Frontline moves to the back of the queue

The ''one-stop'' e-services provider has pulled its Singapore IPO amid weak market conditions.

The decision to cancel the Deutsche Bank-led deal was taken one day before scheduled pricing on Thursday in the face of thin demand.

Bankers comment that although the company had been well received during roadshows, it faced an uphill battle convincing investors to participate in a sector which has fallen out of favour and in a market where virtually no IPO is trading above issue price.
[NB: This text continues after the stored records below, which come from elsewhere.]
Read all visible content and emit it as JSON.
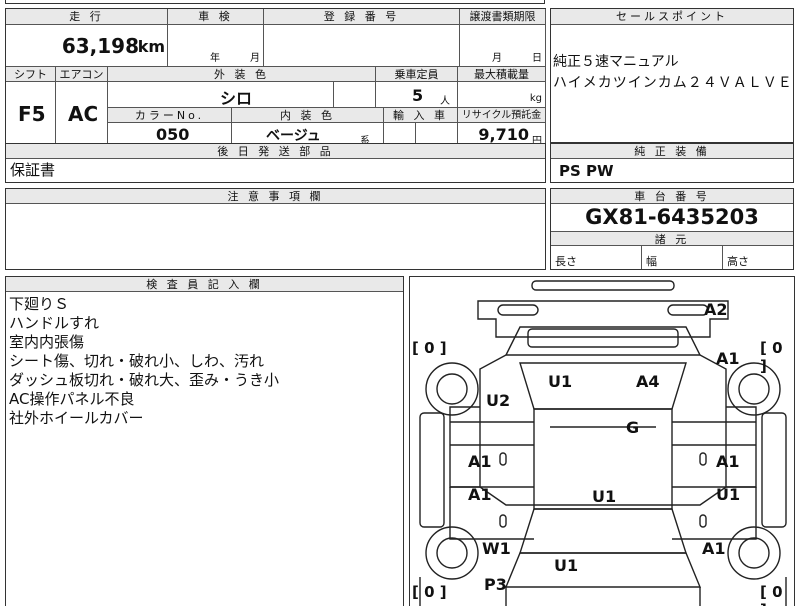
{
  "headers": {
    "mileage": "走 行",
    "inspection": "車 検",
    "registration_no": "登 録 番 号",
    "transfer_deadline": "譲渡書類期限",
    "sales_points": "セールスポイント",
    "shift": "シフト",
    "ac": "エアコン",
    "exterior_color": "外 装 色",
    "capacity": "乗車定員",
    "max_load": "最大積載量",
    "color_no": "カラーNo.",
    "interior_color": "内 装 色",
    "import": "輸 入 車",
    "recycle": "リサイクル預託金",
    "later_delivery": "後 日 発 送 部 品",
    "genuine_equipment": "純 正 装 備",
    "notes": "注 意 事 項 欄",
    "chassis_no": "車 台 番 号",
    "dimensions": "諸 元",
    "inspector_notes": "検 査 員 記 入 欄"
  },
  "values": {
    "mileage": "63,198",
    "mileage_unit": "km",
    "year_unit": "年",
    "month_unit": "月",
    "transfer_month_unit": "月",
    "transfer_day_unit": "日",
    "shift": "F5",
    "ac": "AC",
    "exterior_color": "シロ",
    "capacity": "5",
    "capacity_unit": "人",
    "load_unit": "kg",
    "color_no": "050",
    "interior_color": "ベージュ",
    "interior_suffix": "系",
    "recycle_fee": "9,710",
    "recycle_unit": "円",
    "later_delivery": "保証書",
    "genuine_equipment": "PS PW",
    "chassis_no": "GX81-6435203",
    "length_label": "長さ",
    "width_label": "幅",
    "height_label": "高さ"
  },
  "sales_points": [
    "純正５速マニュアル",
    "ハイメカツインカム２４ＶＡＬＶＥ"
  ],
  "inspector_notes": [
    "下廻りＳ",
    "ハンドルすれ",
    "室内内張傷",
    "シート傷、切れ・破れ小、しわ、汚れ",
    "ダッシュ板切れ・破れ大、歪み・うき小",
    "AC操作パネル不良",
    "社外ホイールカバー"
  ],
  "diagram": {
    "marks": {
      "A2": "A2",
      "A1_pillar_r": "A1",
      "U1_fl": "U1",
      "A4": "A4",
      "U2": "U2",
      "G": "G",
      "A1_door_fl": "A1",
      "A1_door_fr": "A1",
      "A1_door_rl": "A1",
      "U1_door_rr": "U1",
      "U1_roof": "U1",
      "W1": "W1",
      "A1_rear_r": "A1",
      "U1_rear": "U1",
      "P3": "P3"
    },
    "tire_brackets": {
      "fl": "[ 0 ]",
      "fr": "[ 0 ]",
      "rl": "[ 0 ]",
      "rr": "[ 0 ]"
    }
  }
}
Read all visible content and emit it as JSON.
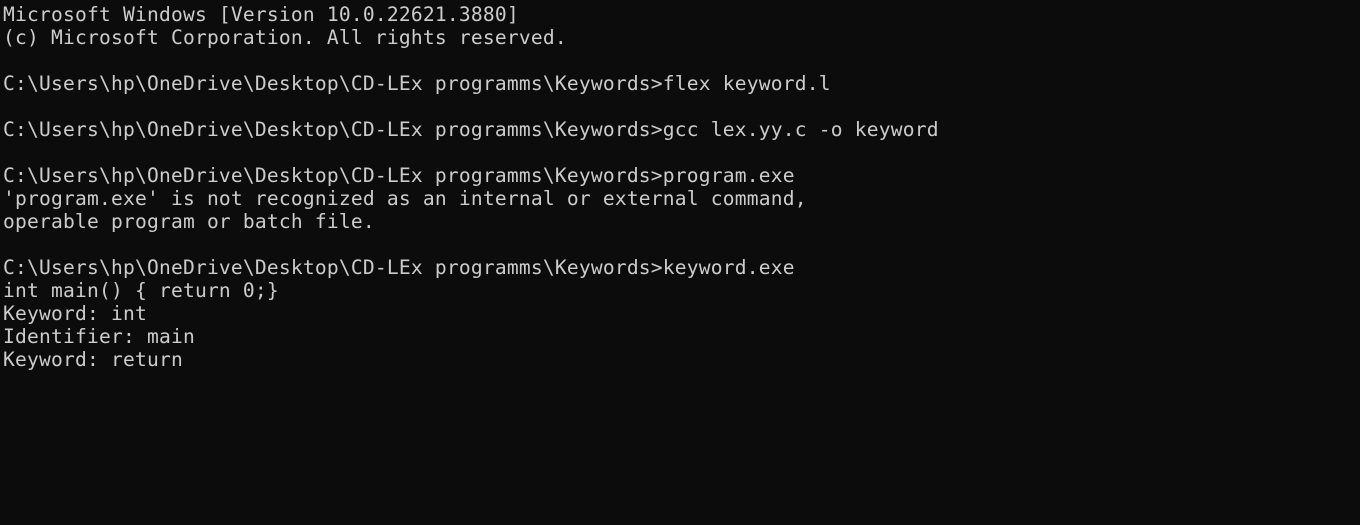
{
  "terminal": {
    "lines": [
      "Microsoft Windows [Version 10.0.22621.3880]",
      "(c) Microsoft Corporation. All rights reserved.",
      "",
      "C:\\Users\\hp\\OneDrive\\Desktop\\CD-LEx programms\\Keywords>flex keyword.l",
      "",
      "C:\\Users\\hp\\OneDrive\\Desktop\\CD-LEx programms\\Keywords>gcc lex.yy.c -o keyword",
      "",
      "C:\\Users\\hp\\OneDrive\\Desktop\\CD-LEx programms\\Keywords>program.exe",
      "'program.exe' is not recognized as an internal or external command,",
      "operable program or batch file.",
      "",
      "C:\\Users\\hp\\OneDrive\\Desktop\\CD-LEx programms\\Keywords>keyword.exe",
      "int main() { return 0;}",
      "Keyword: int",
      "Identifier: main",
      "Keyword: return"
    ],
    "colors": {
      "background": "#0c0c0c",
      "foreground": "#cccccc"
    }
  }
}
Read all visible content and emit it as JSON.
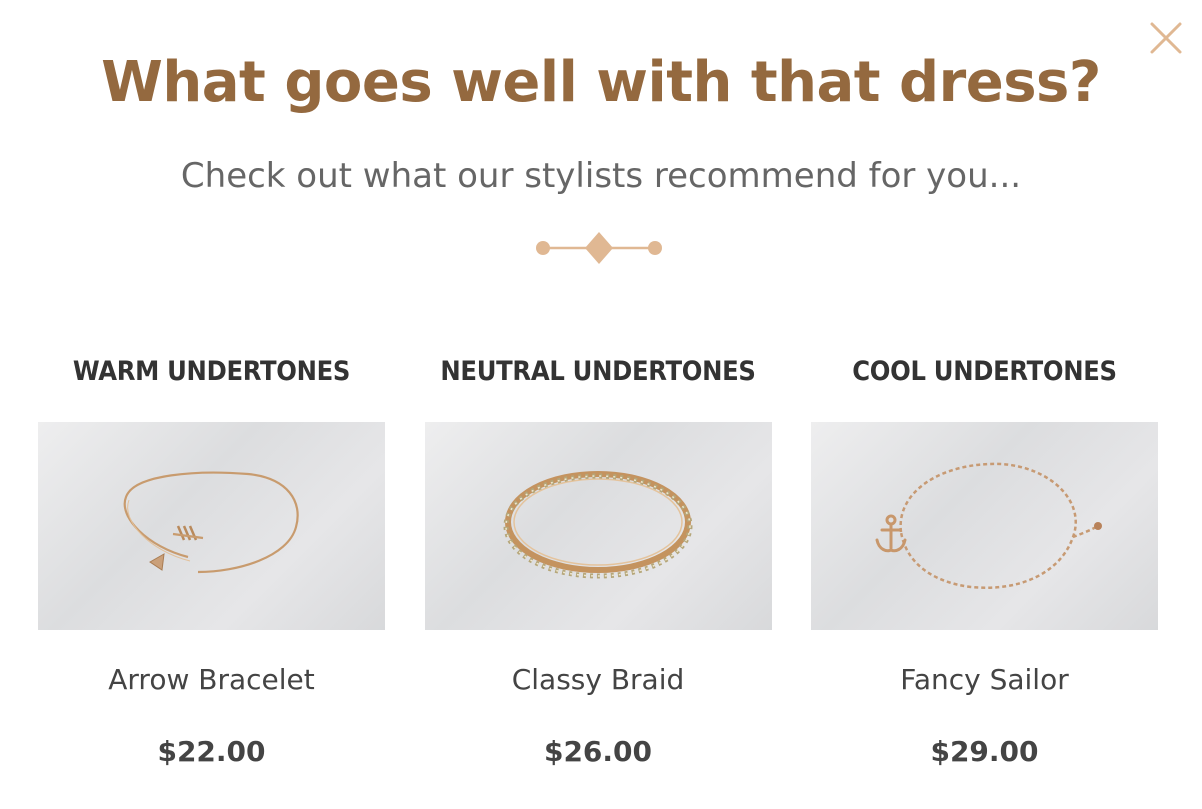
{
  "modal": {
    "title": "What goes well with that dress?",
    "subtitle": "Check out what our stylists recommend for you...",
    "close_icon": "close-icon",
    "accent_color": "#94693f",
    "divider_color": "#e0b893"
  },
  "columns": [
    {
      "heading": "WARM UNDERTONES",
      "product": {
        "name": "Arrow Bracelet",
        "price": "$22.00",
        "image": "arrow-bracelet-image"
      }
    },
    {
      "heading": "NEUTRAL UNDERTONES",
      "product": {
        "name": "Classy Braid",
        "price": "$26.00",
        "image": "braid-bangle-image"
      }
    },
    {
      "heading": "COOL UNDERTONES",
      "product": {
        "name": "Fancy Sailor",
        "price": "$29.00",
        "image": "anchor-chain-bracelet-image"
      }
    }
  ]
}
The company had been hoping to raise between S$94.33 million and S$144.1 million ($54.21 million to $82.83 million) from a 150.6 million share issue that would represent 22% of the company's share capital. Pricing had been marketed on an indicative range of S$0.62 to S$0.957.
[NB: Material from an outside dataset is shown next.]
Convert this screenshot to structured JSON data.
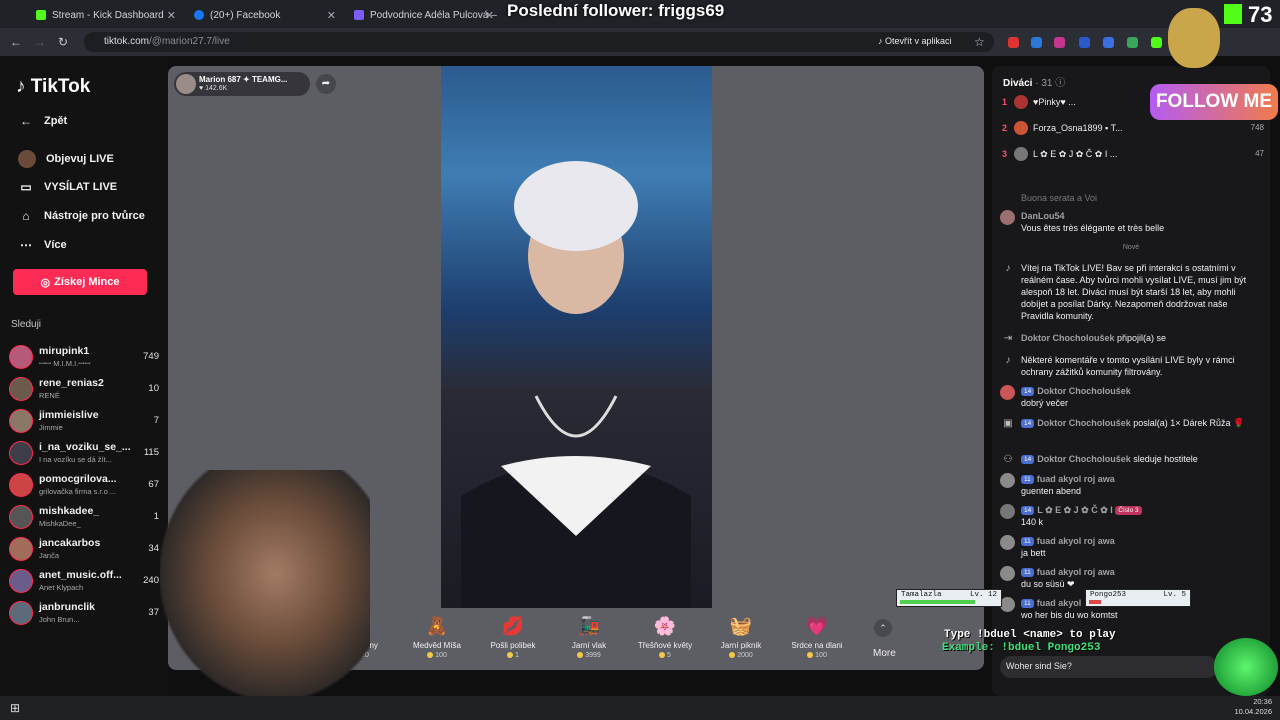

"It's an interesting company, but it's suffered because of the performance of its peers and it's just not large enough to attract fund managers' interest in current market conditions," one banker notes.

The company had hoped that a listing on the Singapore Stock Exchange would form a precursor to a Nasdaq listing over the next one to two years. In late September, Creative Technology, the world's leading soundcard manufacturer also acquired a 7.5% stake in the company.

Frontline itself hoped to use proceeds from the IPO, along with roughly $30 million in cash holdings, to embark on an aggressive regional expansion through ASEAN and over the longer-term, the greater Asia Pacific region.